The new U.K. Treasury chief on Sunday insisted Prime Minister Liz Truss retains control of her government despite having to roll back her signature economic policies weeks into her premiership.
Jeremy Hunt was drafted in to lead the Treasury after Truss sacked Kwasi Kwarteng amid rising pressure following the turbulent market reaction to the new administration’s “mini-budget.”
“The prime minister’s in charge,” Hunt, a former foreign and health secretary, told the BBC when he was asked whether he now held all the power at Downing Street.
Truss and Kwarteng had slowly unraveled key elements of their economic vision, including tax cuts for top earners and a halt on corporation tax rises, before the prime minister gave in to financial market instability and tanking polling figures and fired Kwarteng.
Hunt has now said taxation will rise and public spending will shrink, despite Britain’s growing cost-of-living crisis.
He said he had been surprised to receive the call to return to the Cabinet, but he was “honored” to join the government as he shared Truss’ desire to prioritize economic growth.
“She has changed the way we’re going to get there, but she has not changed the destination, which is to get the country growing,” Hunt said.
It remains unclear if Truss, who throughout this summer’s leadership campaign secured the support of a majority of Conservative Party members but not of its lawmakers, can ward off any plots to oust her.
Tory lawmaker Robert Halfon told Sky News on Sunday that many colleagues remained unhappy and the situation “has to improve”.
Opposition leader Keir Starmer has pressed the Labour Party’s call for an immediate general election to restore stability, saying the Conservatives are “at the end of the road”.
Hunt has suggested an election is not imminent election, saying Truss will be judged on how her government performs over the next 18 months.
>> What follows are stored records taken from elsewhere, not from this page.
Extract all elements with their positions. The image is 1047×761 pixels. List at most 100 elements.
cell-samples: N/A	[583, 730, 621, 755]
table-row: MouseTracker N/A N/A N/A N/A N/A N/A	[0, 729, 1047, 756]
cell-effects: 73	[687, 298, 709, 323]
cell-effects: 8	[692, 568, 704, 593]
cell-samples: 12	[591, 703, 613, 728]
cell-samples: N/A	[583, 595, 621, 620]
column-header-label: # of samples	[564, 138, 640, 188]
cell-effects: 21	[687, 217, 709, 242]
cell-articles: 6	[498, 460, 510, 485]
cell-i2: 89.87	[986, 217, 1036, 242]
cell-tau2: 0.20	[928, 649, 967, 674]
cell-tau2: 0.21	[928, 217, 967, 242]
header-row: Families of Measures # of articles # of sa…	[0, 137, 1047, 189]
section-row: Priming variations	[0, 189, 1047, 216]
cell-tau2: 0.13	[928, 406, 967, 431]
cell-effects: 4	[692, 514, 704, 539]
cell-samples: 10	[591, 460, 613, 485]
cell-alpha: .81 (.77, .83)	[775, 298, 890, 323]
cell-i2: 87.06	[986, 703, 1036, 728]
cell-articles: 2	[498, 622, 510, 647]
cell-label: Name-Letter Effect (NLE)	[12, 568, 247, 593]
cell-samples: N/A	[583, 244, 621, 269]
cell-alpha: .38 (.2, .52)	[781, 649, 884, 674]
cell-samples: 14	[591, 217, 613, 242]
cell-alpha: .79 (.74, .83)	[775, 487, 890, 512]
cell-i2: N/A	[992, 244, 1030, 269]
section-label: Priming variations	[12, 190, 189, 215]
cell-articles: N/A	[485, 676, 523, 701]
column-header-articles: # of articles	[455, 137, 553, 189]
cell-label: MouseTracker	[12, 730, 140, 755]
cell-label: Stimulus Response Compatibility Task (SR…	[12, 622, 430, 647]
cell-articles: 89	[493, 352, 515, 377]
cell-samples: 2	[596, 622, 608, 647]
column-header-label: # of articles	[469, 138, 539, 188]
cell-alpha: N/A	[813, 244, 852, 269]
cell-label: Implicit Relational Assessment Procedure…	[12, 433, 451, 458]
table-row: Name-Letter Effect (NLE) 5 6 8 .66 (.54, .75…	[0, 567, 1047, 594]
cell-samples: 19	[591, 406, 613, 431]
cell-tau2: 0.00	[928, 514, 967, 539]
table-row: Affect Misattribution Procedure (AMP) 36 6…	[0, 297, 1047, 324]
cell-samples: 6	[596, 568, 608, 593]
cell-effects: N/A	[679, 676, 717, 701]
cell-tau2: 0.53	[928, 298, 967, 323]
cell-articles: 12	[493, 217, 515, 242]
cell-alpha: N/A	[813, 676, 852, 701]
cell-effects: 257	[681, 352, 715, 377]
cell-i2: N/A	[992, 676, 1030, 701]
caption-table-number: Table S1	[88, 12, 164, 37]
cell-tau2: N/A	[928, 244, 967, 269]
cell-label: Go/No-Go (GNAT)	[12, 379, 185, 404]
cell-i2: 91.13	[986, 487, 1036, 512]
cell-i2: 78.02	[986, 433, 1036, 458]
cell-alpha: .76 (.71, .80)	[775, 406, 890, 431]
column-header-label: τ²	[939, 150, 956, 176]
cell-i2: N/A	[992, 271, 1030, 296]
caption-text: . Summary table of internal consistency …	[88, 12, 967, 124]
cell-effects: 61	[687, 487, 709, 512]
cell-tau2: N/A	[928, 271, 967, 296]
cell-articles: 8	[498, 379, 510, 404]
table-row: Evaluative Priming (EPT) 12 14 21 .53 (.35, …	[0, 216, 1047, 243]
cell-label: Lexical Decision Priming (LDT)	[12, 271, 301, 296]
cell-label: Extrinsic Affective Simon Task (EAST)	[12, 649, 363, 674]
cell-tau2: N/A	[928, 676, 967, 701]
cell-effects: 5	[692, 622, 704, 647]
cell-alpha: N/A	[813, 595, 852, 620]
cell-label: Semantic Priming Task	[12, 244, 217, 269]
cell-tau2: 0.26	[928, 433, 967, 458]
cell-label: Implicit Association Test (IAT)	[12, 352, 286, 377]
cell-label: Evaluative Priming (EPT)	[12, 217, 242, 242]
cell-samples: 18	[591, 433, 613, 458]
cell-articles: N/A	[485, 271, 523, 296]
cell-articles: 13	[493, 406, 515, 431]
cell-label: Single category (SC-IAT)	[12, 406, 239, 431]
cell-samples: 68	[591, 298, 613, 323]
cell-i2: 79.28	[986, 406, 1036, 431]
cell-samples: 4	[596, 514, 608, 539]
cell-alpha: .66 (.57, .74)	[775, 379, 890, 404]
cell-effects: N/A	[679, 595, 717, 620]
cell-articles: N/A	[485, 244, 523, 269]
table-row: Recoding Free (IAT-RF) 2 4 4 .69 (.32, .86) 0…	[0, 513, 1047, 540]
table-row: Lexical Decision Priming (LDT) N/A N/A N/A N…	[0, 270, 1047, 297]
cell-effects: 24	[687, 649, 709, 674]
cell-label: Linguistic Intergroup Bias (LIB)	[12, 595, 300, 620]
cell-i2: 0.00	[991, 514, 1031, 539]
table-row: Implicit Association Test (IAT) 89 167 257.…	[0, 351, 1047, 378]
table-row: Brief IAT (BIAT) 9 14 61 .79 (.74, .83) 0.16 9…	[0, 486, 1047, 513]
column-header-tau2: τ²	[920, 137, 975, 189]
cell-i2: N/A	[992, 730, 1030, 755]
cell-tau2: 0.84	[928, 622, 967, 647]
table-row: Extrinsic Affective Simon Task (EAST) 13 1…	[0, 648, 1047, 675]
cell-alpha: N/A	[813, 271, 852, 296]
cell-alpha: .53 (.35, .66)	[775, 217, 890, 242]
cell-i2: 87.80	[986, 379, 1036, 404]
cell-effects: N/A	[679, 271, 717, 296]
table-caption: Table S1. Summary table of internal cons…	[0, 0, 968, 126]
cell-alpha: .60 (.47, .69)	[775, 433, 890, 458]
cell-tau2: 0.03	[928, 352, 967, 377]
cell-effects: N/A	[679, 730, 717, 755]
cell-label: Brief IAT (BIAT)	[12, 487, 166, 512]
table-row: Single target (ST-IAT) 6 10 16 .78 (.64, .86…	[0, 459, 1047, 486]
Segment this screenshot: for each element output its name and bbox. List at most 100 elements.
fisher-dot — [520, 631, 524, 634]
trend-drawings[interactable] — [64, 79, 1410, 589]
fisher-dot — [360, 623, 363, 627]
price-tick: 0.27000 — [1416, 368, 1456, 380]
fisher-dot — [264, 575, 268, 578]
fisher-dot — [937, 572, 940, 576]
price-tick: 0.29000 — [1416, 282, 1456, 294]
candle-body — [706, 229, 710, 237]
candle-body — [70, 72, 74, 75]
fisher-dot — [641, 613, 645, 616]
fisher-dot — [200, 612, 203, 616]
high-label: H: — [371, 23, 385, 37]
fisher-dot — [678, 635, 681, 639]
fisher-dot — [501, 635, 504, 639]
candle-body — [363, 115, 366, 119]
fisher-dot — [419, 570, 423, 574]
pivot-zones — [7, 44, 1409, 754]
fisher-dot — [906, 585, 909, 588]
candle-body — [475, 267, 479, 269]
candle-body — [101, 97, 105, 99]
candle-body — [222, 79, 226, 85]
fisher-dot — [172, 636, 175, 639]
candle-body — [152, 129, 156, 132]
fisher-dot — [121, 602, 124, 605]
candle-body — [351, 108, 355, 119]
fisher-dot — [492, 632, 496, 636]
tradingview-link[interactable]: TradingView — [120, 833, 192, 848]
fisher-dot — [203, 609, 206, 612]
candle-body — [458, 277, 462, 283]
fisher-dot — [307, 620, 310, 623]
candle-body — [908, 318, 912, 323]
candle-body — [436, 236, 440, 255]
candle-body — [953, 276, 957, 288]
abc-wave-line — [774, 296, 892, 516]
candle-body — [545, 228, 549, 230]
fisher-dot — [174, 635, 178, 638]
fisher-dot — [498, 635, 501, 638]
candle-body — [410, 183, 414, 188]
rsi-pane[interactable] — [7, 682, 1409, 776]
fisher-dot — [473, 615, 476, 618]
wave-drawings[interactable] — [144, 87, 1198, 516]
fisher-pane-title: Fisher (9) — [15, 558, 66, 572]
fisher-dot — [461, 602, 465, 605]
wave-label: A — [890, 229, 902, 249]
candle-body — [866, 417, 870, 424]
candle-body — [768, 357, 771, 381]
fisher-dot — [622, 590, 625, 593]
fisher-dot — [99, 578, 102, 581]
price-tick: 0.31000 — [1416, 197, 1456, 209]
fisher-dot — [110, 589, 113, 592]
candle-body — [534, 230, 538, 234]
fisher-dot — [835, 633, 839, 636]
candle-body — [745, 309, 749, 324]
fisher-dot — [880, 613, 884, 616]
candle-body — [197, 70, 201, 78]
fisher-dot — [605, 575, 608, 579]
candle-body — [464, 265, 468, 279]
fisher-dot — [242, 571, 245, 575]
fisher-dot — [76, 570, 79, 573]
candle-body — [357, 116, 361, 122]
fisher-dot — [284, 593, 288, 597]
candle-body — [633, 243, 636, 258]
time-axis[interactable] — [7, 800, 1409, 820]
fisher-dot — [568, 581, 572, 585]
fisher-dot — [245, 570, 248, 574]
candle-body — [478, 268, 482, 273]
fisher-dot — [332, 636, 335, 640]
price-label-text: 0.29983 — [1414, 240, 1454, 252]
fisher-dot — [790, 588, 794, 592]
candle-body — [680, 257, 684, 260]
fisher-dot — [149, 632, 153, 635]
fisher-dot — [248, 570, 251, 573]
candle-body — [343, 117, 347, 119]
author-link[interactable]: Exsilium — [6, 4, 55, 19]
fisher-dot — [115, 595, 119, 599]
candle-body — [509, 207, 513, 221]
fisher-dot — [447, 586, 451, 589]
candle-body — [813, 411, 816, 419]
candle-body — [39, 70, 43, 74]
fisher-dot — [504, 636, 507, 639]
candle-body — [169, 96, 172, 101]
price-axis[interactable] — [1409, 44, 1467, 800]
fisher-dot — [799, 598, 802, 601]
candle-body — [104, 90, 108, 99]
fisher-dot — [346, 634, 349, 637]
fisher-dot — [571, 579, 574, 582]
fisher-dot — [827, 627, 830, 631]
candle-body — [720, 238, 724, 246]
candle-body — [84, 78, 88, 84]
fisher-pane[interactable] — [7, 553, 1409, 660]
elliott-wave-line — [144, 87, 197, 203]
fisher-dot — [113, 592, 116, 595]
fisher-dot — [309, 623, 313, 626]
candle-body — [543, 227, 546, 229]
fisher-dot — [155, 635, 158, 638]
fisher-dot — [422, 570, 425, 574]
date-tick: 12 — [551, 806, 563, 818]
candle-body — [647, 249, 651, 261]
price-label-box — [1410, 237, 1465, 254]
The Conservatives want to win back the trust of the public before any national vote.
Recent polls have placed the Conservative Party at a vote share of around 25%, a far cry from the 42.4% share they received in December 2019 which handed then-leader Boris Johnson a commanding majority in Parliament.
The current prime minister argued she still held credibility during a four-question news conference on Friday when she announced the appointment of Hunt.